Buongiorno! Chiamato un taxi?”

Notò che aveva una borsa a tracolla strapiena e, quando il cliente si abbassò a sua volta, vide anche che il naso arrossato per il freddo spiccava adorabilmente sulla carnagione bianca.

Sì. Può portarmi al 112 di Eight Street?”

Il taxista lo fissò un istante, come incerto di aver capito bene: “Eight Street? È la periferia della zona ovest, sicuro di sapere quello che fa?”

Fu certo di essere riuscito a scorgere anche sotto metri e metri di sciarpa le labbra contrarsi in quello che sembrava disappunto, anche se gli occhi scuri lo fissavano immutati: “Sicurissimo. Lei è sicuro invece di saperci arrivare?”
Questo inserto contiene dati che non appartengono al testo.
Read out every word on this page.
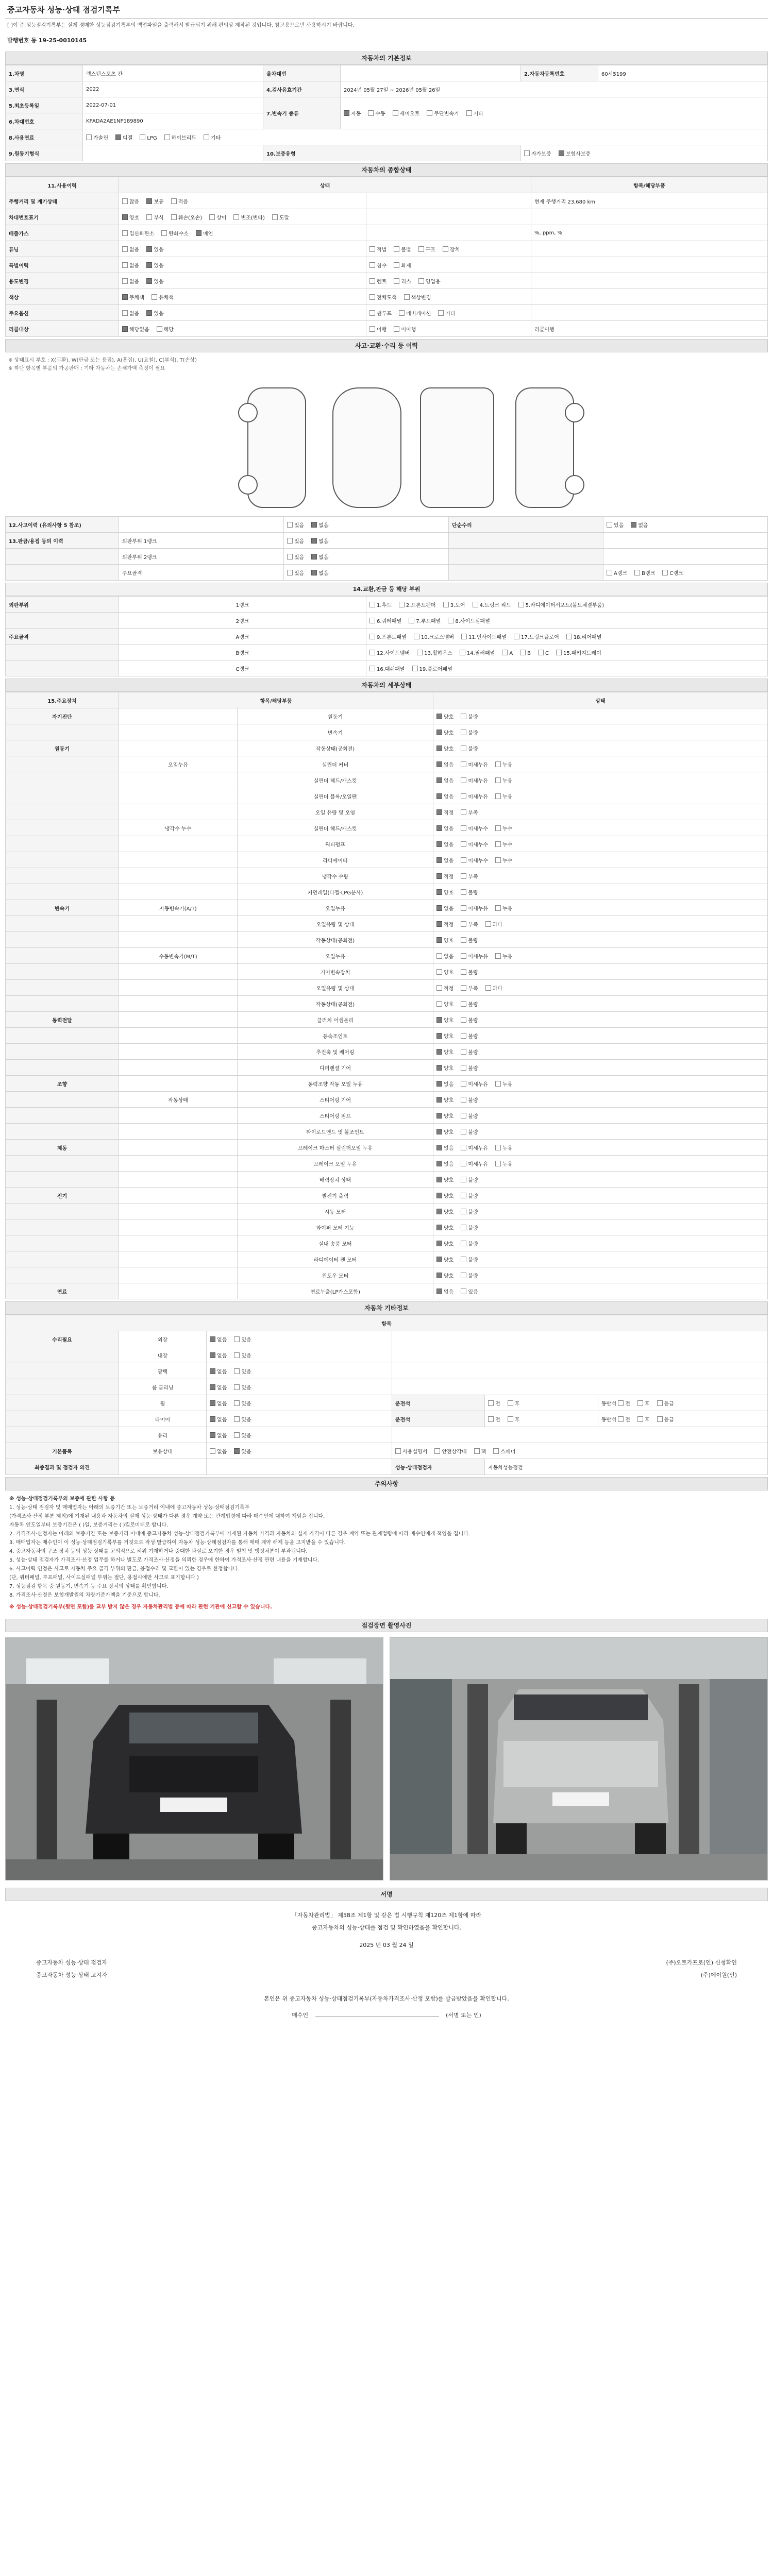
중고자동차 성능·상태 점검기록부
[ ]이 준 성능점검기록부는 실제 경매한 성능점검기록부의 백업파일을 출력해서 발급되기 위해 편의상 제작된 것입니다. 참고용으로만 사용하시기 바랍니다.
발행번호 등 19-25-0010145
자동차의 기본정보
1.차명	렉스턴스포츠 칸	올차대번		2.자동차등록번호	60서5199
3.연식	2022	4.검사유효기간	2024년 05월 27일 ~ 2026년 05월 26일		
5.최초등록일	2022-07-01	7.변속기 종류	자동 수동 세미오토 무단변속기 기타		
6.차대번호	KPADA2AE1NP189890				
8.사용연료	가솔린 디젤 LPG 하이브리드 기타				
9.원동기형식		10.보증유형		자가보증 보험사보증	
자동차의 종합상태
11.사용이력	상태		항목/해당부품
주행거리 및 계기상태	많음 보통 적음		현재 주행거리 23,680 km
차대번호표기	양호 부식 훼손(오손) 상이 변조(변타) 도말		
배출가스	일산화탄소 탄화수소 매연		%, ppm, %
튜닝	없음 있음	적법 불법 구조 장치	
특별이력	없음 있음	침수 화재	
용도변경	없음 있음	렌트 리스 영업용	
색상	무채색 유채색	전체도색 색상변경	
주요옵션	없음 있음	썬루프 네비게이션 기타	
리콜대상	해당없음 해당	이행 미이행	리콜이행
사고·교환·수리 등 이력
※ 상태표시 부호 : X(교환), W(판금 또는 용접), A(흠집), U(요철), C(부식), T(손상)
※ 하단 항목별 부품의 가공판매 : 기타 자동차는 손해가액 측정이 필요
12.사고이력 (유의사항 5 참조)		있음 없음	단순수리	있음 없음
13.판금/용접 등의 이력	외판부위 1랭크	있음 없음		
	외판부위 2랭크	있음 없음		
	주요골격	있음 없음		A랭크 B랭크 C랭크
14.교환,판금 등 해당 부위
외판부위	1랭크	1.후드 2.프론트펜더 3.도어 4.트렁크 리드 5.라디에이터서포트(볼트체결부품)
	2랭크	6.쿼터패널 7.루프패널 8.사이드실패널
주요골격	A랭크	9.프론트패널 10.크로스멤버 11.인사이드패널 17.트렁크플로어 18.리어패널
	B랭크	12.사이드멤버 13.휠하우스 14.필러패널 A B C 15.패키지트레이
	C랭크	16.대쉬패널 19.플로어패널
자동차의 세부상태
15.주요장치	항목/해당부품		상태
자기진단		원동기	양호 불량
		변속기	양호 불량
원동기		작동상태(공회전)	양호 불량
	오일누유	실린더 커버	없음 미세누유 누유
		실린더 헤드/개스킷	없음 미세누유 누유
		실린더 블록/오일팬	없음 미세누유 누유
		오일 유량 및 오염	적정 부족
	냉각수 누수	실린더 헤드/개스킷	없음 미세누수 누수
		워터펌프	없음 미세누수 누수
		라디에이터	없음 미세누수 누수
		냉각수 수량	적정 부족
		커먼레일(다젤·LPG분사)	양호 불량
변속기	자동변속기(A/T)	오일누유	없음 미세누유 누유
		오일유량 및 상태	적정 부족 과다
		작동상태(공회전)	양호 불량
	수동변속기(M/T)	오일누유	없음 미세누유 누유
		기어변속장치	양호 불량
		오일유량 및 상태	적정 부족 과다
		작동상태(공회전)	양호 불량
동력전달		클러치 어셈블리	양호 불량
		등속조인트	양호 불량
		추진축 및 베어링	양호 불량
		디퍼렌셜 기어	양호 불량
조향		동력조향 작동 오일 누유	없음 미세누유 누유
	작동상태	스티어링 기어	양호 불량
		스티어링 펌프	양호 불량
		타이로드엔드 및 볼조인트	양호 불량
제동		브레이크 마스터 실린더오일 누유	없음 미세누유 누유
		브레이크 오일 누유	없음 미세누유 누유
		배력장치 상태	양호 불량
전기		발전기 출력	양호 불량
		시동 모터	양호 불량
		와이퍼 모터 기능	양호 불량
		실내 송풍 모터	양호 불량
		라디에이터 팬 모터	양호 불량
		윈도우 모터	양호 불량
연료		연료누출(LP가스포함)	없음 있음
자동차 기타정보
항목					
수리필요	외장	없음 있음			
	내장	없음 있음			
	광택	없음 있음			
	룸 클리닝	없음 있음			
	휠	없음 있음	운전석	전 후	동반석 전 후 응급
	타이어	없음 있음	운전석	전 후	동반석 전 후 응급
	유리	없음 있음			
기본품목	보유상태	없음 있음	사용설명서 안전삼각대 잭 스패너		
최종결과 및 점검자 의견			성능·상태점검자	자동차성능점검	
주의사항

※ 성능·상태점검기록부의 보증에 관한 사항 등

1. 성능·상태 점검자 및 매매업자는 아래의 보증기간 또는 보증거리 이내에 중고자동차 성능·상태점검기록부

(가격조사·산정 부분 제외)에 기재된 내용과 자동차의 실제 성능·상태가 다른 경우 계약 또는 관계법령에 따라 매수인에 대하여 책임을 집니다.

자동차 인도일부터 보증기간은 ( )일, 보증거리는 ( )킬로미터로 합니다.

2. 가격조사·산정자는 아래의 보증기간 또는 보증거리 이내에 중고자동차 성능·상태점검기록부에 기재된 자동차 가격과 자동차의 실제 가격이 다른 경우 계약 또는 관계법령에 따라 매수인에게 책임을 집니다.

3. 매매업자는 매수인이 이 성능·상태점검기록부를 거짓으로 작성·발급하여 자동차 성능·상태점검자를 통해 매매 계약 해제 등을 고지받을 수 있습니다.

4. 중고자동차의 구조·장치 등의 성능·상태를 고의적으로 허위 기재하거나 중대한 과실로 오기한 경우 벌칙 및 행정처분이 부과됩니다.

5. 성능·상태 점검자가 가격조사·산정 업무를 하거나 별도로 가격조사·산정을 의뢰한 경우에 한하여 가격조사·산정 관련 내용을 기재합니다.

6. 사고이력 인정은 사고로 자동차 주요 골격 부위의 판금, 용접수리 및 교환이 있는 경우로 한정합니다.

(단, 쿼터패널, 루프패널, 사이드실패널 부위는 절단, 용접시에만 사고로 표기합니다.)

7. 성능점검 항목 중 원동기, 변속기 등 주요 장치의 상태를 확인합니다.

8. 가격조사·산정은 보험개발원의 차량기준가액을 기준으로 합니다.

※ 성능·상태점검기록부(뒷면 포함)를 교부 받지 않은 경우 자동차관리법 등에 따라 관련 기관에 신고할 수 있습니다.

점검장면 촬영사진
서명
「자동차관리법」 제58조 제1항 및 같은 법 시행규칙 제120조 제1항에 따라
중고자동차의 성능·상태를 점검 및 확인하였음을 확인합니다.
2025 년 03 월 24 일
중고자동차 성능·상태 점검자	(주)오토카프로(인) 신청확인
중고자동차 성능·상태 고지자	(주)에이원(인)
본인은 위 중고자동차 성능·상태점검기록부(자동차가격조사·산정 포함)를 발급받았음을 확인합니다.
매수인	(서명 또는 인)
Piccato, Naruto schioccò la lingua. Guarda te ‘sto stronzetto quanto se la crede. Gli aprì la portiera ed esordì: “Salti su, ci arriverà senza nemmeno rendersene conto.”

Udì un impercettibile sospiro, poi mentre lo sconosciuto richiudeva la portiera e si allacciava la cintura, tenendo la borsa sulle gambe, Naruto avviò il tachimetro immettendosi in strada.

Ci va per lavoro? Non mi capitava da diverso tempo di accompagnare qualcuno da quelle parti.”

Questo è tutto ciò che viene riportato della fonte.